Heteroatom substituted naphthodithiophene–benzothiadiazole copolymers and their effects on photovoltaic and charge mobility properties

Abstract

A novel series of heteroatom-substituted naphthodithiophene and dithienylbenzothiadiazole alternating copolymers namely PNTP, PNBO, PNfTB, and PNffTB were designed and synthesized in which heteroatoms including fluorine, oxygen or nitrogen were incorporated into electron-deficient benzothiadiazole units of the resulting copolymers. In general, with the incorporation of heteroatoms into the acceptor units of the polymer backbone, the absorption spectra would shift to a longer wavelength, indicating a decrease in the optical band gap.

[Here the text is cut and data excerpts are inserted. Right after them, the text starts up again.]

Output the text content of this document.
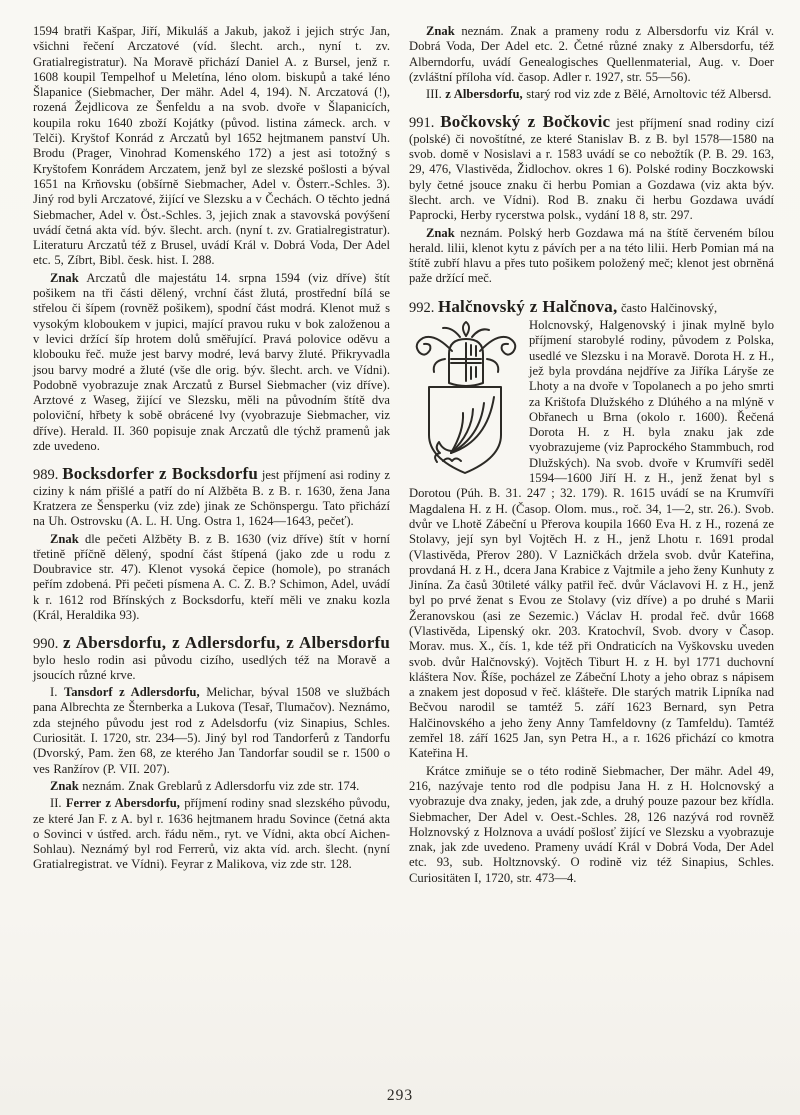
1594 bratři Kašpar, Jiří, Mikuláš a Jakub, jakož i jejich strýc Jan, všichni řečení Arczatové (víd. šlecht. arch., nyní t. zv. Gratialregistratur). Na Moravě přichází Daniel A. z Bursel, jenž r. 1608 koupil Tempelhof u Meletína, léno olom. biskupů a také léno Šlapanice (Siebmacher, Der mähr. Adel 4, 194). N. Arczatová (!), rozená Žejdlicova ze Šenfeldu a na svob. dvoře v Šlapanicích, koupila roku 1640 zboží Kojátky (původ. listina zámeck. arch. v Telči). Kryštof Konrád z Arczatů byl 1652 hejtmanem panství Uh. Brodu (Prager, Vinohrad Komenského 172) a jest asi totožný s Kryštofem Konrádem Arczatem, jenž byl ze slezské pošlosti a býval 1651 na Krňovsku (obšírně Siebmacher, Adel v. Österr.-Schles. 3). Jiný rod byli Arczatové, žijící ve Slezsku a v Čechách. O těchto jedná Siebmacher, Adel v. Öst.-Schles. 3, jejich znak a stavovská povýšení uvádí četná akta víd. býv. šlecht. arch. (nyní t. zv. Gratialregistratur). Literaturu Arczatů též z Brusel, uvádí Král v. Dobrá Voda, Der Adel etc. 5, Zíbrt, Bibl. česk. hist. I. 288.

Znak Arczatů dle majestátu 14. srpna 1594 (viz dříve) štít pošikem na tři části dělený, vrchní část žlutá, prostřední bílá se střelou či šípem (rovněž pošikem), spodní část modrá. Klenot muž s vysokým kloboukem v jupici, mající pravou ruku v bok založenou a v levici držící šíp hrotem dolů směřující. Pravá polovice oděvu a klobouku řeč. muže jest barvy modré, levá barvy žluté. Přikryvadla jsou barvy modré a žluté (vše dle orig. býv. šlecht. arch. ve Vídni). Podobně vyobrazuje znak Arczatů z Bursel Siebmacher (viz dříve). Arztové z Waseg, žijící ve Slezsku, měli na původním štítě dva poloviční, hřbety k sobě obrácené lvy (vyobrazuje Siebmacher, viz dříve). Herald. II. 360 popisuje znak Arczatů dle týchž pramenů jak zde uvedeno.

989. Bocksdorfer z Bocksdorfu jest příjmení asi rodiny z ciziny k nám přišlé a patří do ní Alžběta B. z B. r. 1630, žena Jana Kratzera ze Šensperku (viz zde) jinak ze Schönspergu. Tato přichází na Uh. Ostrovsku (A. L. H. Ung. Ostra 1, 1624—1643, pečeť).

Znak dle pečeti Alžběty B. z B. 1630 (viz dříve) štít v horní třetině příčně dělený, spodní část štípená (jako zde u rodu z Doubravice str. 47). Klenot vysoká čepice (homole), po stranách peřím zdobená. Při pečeti písmena A. C. Z. B.? Schimon, Adel, uvádí k r. 1612 rod Břínských z Bocksdorfu, kteří měli ve znaku kozla (Král, Heraldika 93).

990. z Abersdorfu, z Adlersdorfu, z Albersdorfu bylo heslo rodin asi původu cizího, usedlých též na Moravě a jsoucích různé krve.

I. Tansdorf z Adlersdorfu, Melichar, býval 1508 ve službách pana Albrechta ze Šternberka a Lukova (Tesař, Tlumačov). Neznámo, zda stejného původu jest rod z Adelsdorfu (viz Sinapius, Schles. Curiosität. I. 1720, str. 234—5). Jiný byl rod Tandorferů z Tandorfu (Dvorský, Pam. žen 68, ze kterého Jan Tandorfar soudil se r. 1500 o ves Ranžírov (P. VII. 207).

Znak neznám. Znak Greblarů z Adlersdorfu viz zde str. 174.

II. Ferrer z Abersdorfu, příjmení rodiny snad slezského původu, ze které Jan F. z A. byl r. 1636 hejtmanem hradu Sovince (četná akta o Sovinci v ústřed. arch. řádu něm., ryt. ve Vídni, akta obcí Aichen-Sohlau). Neznámý byl rod Ferrerů, viz akta víd. arch. šlecht. (nyní Gratialregistrat. ve Vídni). Feyrar z Malikova, viz zde str. 128.

Znak neznám. Znak a prameny rodu z Albersdorfu viz Král v. Dobrá Voda, Der Adel etc. 2. Četné různé znaky z Albersdorfu, též Alberndorfu, uvádí Genealogisches Quellenmaterial, Aug. v. Doer (zvláštní příloha víd. časop. Adler r. 1927, str. 55—56).

III. z Albersdorfu, starý rod viz zde z Bělé, Arnoltovic též Albersd.

991. Bočkovský z Bočkovic jest příjmení snad rodiny cizí (polské) či novoštítné, ze které Stanislav B. z B. byl 1578—1580 na svob. domě v Nosislavi a r. 1583 uvádí se co nebožtík (P. B. 29. 163, 29, 476, Vlastivěda, Židlochov. okres 1 6). Polské rodiny Boczkowski byly četné jsouce znaku či herbu Pomian a Gozdawa (viz akta býv. šlecht. arch. ve Vídni). Rod B. znaku či herbu Gozdawa uvádí Paprocki, Herby rycerstwa polsk., vydání 18 8, str. 297.

Znak neznám. Polský herb Gozdawa má na štítě červeném bílou herald. lilii, klenot kytu z pávích per a na této lilii. Herb Pomian má na štítě zubří hlavu a přes tuto pošikem položený meč; klenot jest obrněná paže držící meč.

992. Halčnovský z Halčnova, často Halčinovský,

Holcnovský, Halgenovský i jinak mylně bylo příjmení starobylé rodiny, původem z Polska, usedlé ve Slezsku i na Moravě. Dorota H. z H., jež byla provdána nejdříve za Jiříka Láryše ze Lhoty a na dvoře v Topolanech a po jeho smrti za Krištofa Dlužského z Dlúhého a na mlýně v Obřanech u Brna (okolo r. 1600). Řečená Dorota H. z H. byla znaku jak zde vyobrazujeme (viz Paprockého Stammbuch, rod Dlužských). Na svob. dvoře v Krumvíři seděl 1594—1600 Jiří H. z H., jenž ženat byl s Dorotou (Púh. B. 31. 247 ; 32. 179). R. 1615 uvádí se na Krumvíři Magdalena H. z H. (Časop. Olom. mus., roč. 34, 1—2, str. 26.). Svob. dvůr ve Lhotě Zábeční u Přerova koupila 1660 Eva H. z H., rozená ze Stolavy, její syn byl Vojtěch H. z H., jenž Lhotu r. 1691 prodal (Vlastivěda, Přerov 280). V Lazničkách držela svob. dvůr Kateřina, provdaná H. z H., dcera Jana Krabice z Vajtmile a jeho ženy Kunhuty z Jinína. Za časů 30tileté války patřil řeč. dvůr Václavovi H. z H., jenž byl po prvé ženat s Evou ze Stolavy (viz dříve) a po druhé s Marii Žeranovskou (asi ze Sezemic.) Václav H. prodal řeč. dvůr 1668 (Vlastivěda, Lipenský okr. 203. Kratochvíl, Svob. dvory v Časop. Morav. mus. X., čís. 1, kde též při Ondraticích na Vyškovsku uveden svob. dvůr Halčnovský). Vojtěch Tiburt H. z H. byl 1771 duchovní kláštera Nov. Říše, pocházel ze Zábeční Lhoty a jeho obraz s nápisem a znakem jest doposud v řeč. klášteře. Dle starých matrik Lipníka nad Bečvou narodil se tamtéž 5. září 1623 Bernard, syn Petra Halčinovského a jeho ženy Anny Tamfeldovny (z Tamfeldu). Tamtéž zemřel 18. září 1625 Jan, syn Petra H., a r. 1626 přichází co kmotra Kateřina H.

Krátce zmiňuje se o této rodině Siebmacher, Der mähr. Adel 49, 216, nazývaje tento rod dle podpisu Jana H. z H. Holcnovský a vyobrazuje dva znaky, jeden, jak zde, a druhý pouze pazour bez křídla. Siebmacher, Der Adel v. Oest.-Schles. 28, 126 nazývá rod rovněž Holznovský z Holznova a uvádí pošlosť žijící ve Slezsku a vyobrazuje znak, jak zde uvedeno. Prameny uvádí Král v Dobrá Voda, Der Adel etc. 93, sub. Holtznovský. O rodině viz též Sinapius, Schles. Curiositäten I, 1720, str. 473—4.

293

In addition, fluorine substitution can effectively lower both the highest occupied molecular orbital (HOMO) and the lowest unoccupied molecular orbital (LUMO) energy levels of the resulting copolymers; on the other hand, the incorporation of nitrogen or oxygen atoms into the copolymer backbone can only stabilize the LUMO energy level of copolymers. The effect of heteroatoms on the photovoltaic and charge mobility properties of organic solar cells (OSCs) and organic field-effect transistors (OFETs) was also investigated. The bulk heterojunction (BHJ) OSCs fabricated from the blend of heteroatom-substituted copolymers and PC71BM using diiodooctane as a solvent additive with ZnO/Al as a double interlayer in an inverted device structure afforded a power conversion efficiency up to 5.05%. In addition, the solution-processed bottom gate bottom contact based OFETs fabricated from PNfTB exhibited an enhanced hole mobility of 0.14 cm² V⁻¹ s⁻¹ with an on/off current ratio of 10⁷. Our results suggested that incorporation of heteroatoms into the donor–acceptor polymer backbone would be a useful strategy to enhance the functional properties for applications in OSCs and OFETs.